For a guide to creating a robust plan, visit the website for the Thinking Ahead Roadmap: A Guide to Keeping Your Money Safe As You Age, sponsored by AARP and the University of Minnesota.
What Will You Do When You Can No Longer Live Independently?
One of many retirees’ greatest fears is the threat of the cost of long-term care, reported by 41% of retirees in the TCRS study. More than half of retirees (56%), however, reported that they’re confident they’ll be able to afford it.
But there’s a serious disconnect between retirees’ answers to questions about their plans to obtain long-term care and their financial resources. Almost half of retirees in the study (47%) plan to rely on family and friends. This could be a great burden on them—one they might be unwilling to take on, making this an unrealistic expectation.
Almost three in 10 plan to move to an assisted living community, one in four would use a professional paid in-home caregiver, and 11% would move to a nursing home. However, these solutions can be very expensive, well beyond the median emergency savings of $13,000 reported previously or even the median household retirement savings of $126,000. This later amount might typically only last about a year whether the retiree was in assisted living, with full-time paid caregivers, or at a nursing home. Only 14% of retirees reported having long-term care insurance, which could potentially pay for the solutions that retirees expect.
“A reality of growing older is that our health and abilities may decline to the point that we need help with daily activities,” says Collinson. “For retirees, this possibility is becoming more real as time goes by.”
All retirees should develop a plan to pay for long-term care, which might—or might not—include buying long-term care insurance.
Will Your Spouse or Partner Be OK When You Die?

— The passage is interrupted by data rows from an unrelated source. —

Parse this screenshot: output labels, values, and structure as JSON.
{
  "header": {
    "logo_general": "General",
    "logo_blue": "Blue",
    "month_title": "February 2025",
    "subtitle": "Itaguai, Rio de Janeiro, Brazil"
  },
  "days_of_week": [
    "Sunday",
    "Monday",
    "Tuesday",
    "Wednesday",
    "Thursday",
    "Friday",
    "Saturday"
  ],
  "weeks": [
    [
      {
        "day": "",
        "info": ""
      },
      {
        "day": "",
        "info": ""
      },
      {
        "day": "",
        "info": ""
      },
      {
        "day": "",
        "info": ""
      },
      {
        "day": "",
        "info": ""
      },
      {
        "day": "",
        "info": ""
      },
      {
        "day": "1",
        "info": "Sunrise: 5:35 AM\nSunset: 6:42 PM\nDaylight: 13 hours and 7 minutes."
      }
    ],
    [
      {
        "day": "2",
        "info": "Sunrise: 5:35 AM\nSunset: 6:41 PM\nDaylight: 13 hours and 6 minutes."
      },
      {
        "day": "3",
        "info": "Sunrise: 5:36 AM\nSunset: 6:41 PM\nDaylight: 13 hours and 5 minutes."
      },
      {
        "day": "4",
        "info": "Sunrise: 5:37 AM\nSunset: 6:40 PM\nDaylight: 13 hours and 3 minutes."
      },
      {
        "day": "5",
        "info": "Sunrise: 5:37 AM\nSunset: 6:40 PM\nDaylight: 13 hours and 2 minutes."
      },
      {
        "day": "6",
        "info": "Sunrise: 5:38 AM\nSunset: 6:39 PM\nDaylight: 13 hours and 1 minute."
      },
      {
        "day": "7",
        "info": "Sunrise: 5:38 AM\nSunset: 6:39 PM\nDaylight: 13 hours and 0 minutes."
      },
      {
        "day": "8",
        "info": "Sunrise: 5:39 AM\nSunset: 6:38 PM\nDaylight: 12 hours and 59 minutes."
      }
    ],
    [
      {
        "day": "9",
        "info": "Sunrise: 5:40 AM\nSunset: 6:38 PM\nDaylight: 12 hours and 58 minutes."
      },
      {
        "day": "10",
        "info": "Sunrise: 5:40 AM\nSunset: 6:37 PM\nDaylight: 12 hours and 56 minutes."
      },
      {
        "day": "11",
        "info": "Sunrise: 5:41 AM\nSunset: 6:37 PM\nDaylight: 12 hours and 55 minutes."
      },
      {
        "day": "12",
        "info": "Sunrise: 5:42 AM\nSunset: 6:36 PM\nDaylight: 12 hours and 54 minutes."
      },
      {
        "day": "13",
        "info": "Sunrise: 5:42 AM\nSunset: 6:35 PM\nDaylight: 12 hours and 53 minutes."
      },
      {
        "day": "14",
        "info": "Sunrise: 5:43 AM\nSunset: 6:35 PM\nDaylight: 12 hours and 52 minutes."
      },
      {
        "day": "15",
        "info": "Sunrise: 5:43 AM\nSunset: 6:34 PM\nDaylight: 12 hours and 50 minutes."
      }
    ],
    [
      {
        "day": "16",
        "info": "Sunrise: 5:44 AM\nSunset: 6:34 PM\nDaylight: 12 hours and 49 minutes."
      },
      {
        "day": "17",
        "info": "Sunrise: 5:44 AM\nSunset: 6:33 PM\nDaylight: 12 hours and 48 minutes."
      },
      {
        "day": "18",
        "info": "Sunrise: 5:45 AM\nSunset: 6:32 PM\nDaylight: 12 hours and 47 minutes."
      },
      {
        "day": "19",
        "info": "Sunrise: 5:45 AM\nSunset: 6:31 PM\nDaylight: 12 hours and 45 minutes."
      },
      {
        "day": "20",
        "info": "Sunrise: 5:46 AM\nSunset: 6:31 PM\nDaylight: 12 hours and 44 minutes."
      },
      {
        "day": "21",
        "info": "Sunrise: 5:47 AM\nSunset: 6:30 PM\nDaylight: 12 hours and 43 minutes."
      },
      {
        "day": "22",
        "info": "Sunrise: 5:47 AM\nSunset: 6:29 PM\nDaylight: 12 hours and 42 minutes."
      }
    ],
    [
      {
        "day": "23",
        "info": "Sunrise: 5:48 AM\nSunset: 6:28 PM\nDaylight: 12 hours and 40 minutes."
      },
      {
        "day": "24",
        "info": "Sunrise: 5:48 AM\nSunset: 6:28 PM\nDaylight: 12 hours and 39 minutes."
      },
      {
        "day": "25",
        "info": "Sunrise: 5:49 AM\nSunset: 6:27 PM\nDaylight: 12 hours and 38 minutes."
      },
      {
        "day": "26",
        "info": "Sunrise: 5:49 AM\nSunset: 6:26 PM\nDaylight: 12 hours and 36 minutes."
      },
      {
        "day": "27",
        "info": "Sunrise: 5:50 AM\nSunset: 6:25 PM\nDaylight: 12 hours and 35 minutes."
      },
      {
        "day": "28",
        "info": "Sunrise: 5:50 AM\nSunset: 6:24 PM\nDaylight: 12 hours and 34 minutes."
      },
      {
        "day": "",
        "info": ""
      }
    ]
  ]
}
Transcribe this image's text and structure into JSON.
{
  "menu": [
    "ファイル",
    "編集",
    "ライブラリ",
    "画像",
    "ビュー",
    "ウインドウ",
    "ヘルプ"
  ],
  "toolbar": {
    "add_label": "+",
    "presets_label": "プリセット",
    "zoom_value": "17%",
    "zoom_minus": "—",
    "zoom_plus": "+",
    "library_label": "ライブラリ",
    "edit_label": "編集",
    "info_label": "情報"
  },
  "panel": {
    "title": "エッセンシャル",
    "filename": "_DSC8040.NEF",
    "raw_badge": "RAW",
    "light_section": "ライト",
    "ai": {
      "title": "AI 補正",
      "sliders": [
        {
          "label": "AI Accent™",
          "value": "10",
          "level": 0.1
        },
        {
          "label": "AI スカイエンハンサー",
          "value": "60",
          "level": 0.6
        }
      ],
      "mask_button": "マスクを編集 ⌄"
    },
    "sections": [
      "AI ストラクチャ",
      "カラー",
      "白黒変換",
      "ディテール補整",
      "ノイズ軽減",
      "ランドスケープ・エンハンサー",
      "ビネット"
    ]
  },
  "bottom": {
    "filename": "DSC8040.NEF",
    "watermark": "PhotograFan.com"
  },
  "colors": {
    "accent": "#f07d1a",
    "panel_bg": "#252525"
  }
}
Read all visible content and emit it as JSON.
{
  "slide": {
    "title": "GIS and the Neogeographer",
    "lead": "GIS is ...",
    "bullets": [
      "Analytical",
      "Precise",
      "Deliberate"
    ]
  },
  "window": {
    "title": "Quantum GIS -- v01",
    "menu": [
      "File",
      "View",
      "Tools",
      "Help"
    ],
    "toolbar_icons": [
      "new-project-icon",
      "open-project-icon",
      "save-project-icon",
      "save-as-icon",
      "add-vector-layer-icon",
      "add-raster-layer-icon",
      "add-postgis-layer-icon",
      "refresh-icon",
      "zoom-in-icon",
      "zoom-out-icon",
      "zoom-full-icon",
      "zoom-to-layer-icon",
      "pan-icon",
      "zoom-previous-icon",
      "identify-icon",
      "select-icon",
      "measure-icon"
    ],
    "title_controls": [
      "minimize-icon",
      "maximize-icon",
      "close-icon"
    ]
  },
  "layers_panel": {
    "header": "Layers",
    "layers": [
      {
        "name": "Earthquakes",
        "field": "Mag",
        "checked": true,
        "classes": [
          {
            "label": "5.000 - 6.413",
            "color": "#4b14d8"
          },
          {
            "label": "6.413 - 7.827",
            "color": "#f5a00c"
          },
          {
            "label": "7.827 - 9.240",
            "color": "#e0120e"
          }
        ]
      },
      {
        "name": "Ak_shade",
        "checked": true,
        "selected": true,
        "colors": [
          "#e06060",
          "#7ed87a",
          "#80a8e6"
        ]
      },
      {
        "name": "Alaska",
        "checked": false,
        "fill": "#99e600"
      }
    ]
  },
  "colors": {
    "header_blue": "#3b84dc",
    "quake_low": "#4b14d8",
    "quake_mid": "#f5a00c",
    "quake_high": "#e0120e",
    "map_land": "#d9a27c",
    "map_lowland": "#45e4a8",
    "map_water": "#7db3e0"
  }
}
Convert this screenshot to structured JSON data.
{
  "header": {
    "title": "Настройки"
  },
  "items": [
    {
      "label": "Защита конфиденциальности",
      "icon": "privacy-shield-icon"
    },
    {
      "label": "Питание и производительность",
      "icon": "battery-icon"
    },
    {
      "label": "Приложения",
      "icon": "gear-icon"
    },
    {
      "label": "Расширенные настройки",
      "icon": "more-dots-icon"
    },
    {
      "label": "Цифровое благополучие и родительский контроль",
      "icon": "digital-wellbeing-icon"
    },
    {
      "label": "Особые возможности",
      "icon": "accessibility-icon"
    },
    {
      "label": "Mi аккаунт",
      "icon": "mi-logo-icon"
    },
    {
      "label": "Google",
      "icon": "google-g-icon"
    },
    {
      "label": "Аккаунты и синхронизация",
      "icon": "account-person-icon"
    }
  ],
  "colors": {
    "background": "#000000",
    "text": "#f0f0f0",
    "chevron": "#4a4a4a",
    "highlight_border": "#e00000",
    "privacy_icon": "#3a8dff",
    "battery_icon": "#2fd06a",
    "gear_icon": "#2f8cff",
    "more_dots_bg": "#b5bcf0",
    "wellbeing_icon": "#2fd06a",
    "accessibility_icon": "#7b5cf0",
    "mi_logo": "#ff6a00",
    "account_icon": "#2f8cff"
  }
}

If you’re married, it’s inevitable that one of you will outlive the other. Unfortunately, when one spouse passes away, the survivor’s retirement income often drops much more than their living expenses do, resulting in the “retired widow’s money crunch.” You can plan ahead for this situation by estimating the survivor’s adjusted retirement income and living expenses and adopting strategies to mitigate the damage.
Once again, it might be wise to work with a retirement advisor on such a plan and put it in writing. Unfortunately, as noted previously, not many retirees do this.
When—Not If
Note that the risks discussed here are preceded by the word “when,” not “if.” That’s because almost all retirees will face one or more of these risks in their lifetime. Whatever you do, don’t stick your head in the sand and think they won’t happen to you! Prepare for the future, so you’re ready when you face any of these risks.
Of course, it’s entirely possible for retirees to continue to be happy and also be worried about the risks discussed here. In this case—make plans! Then, don’t worry, be happy.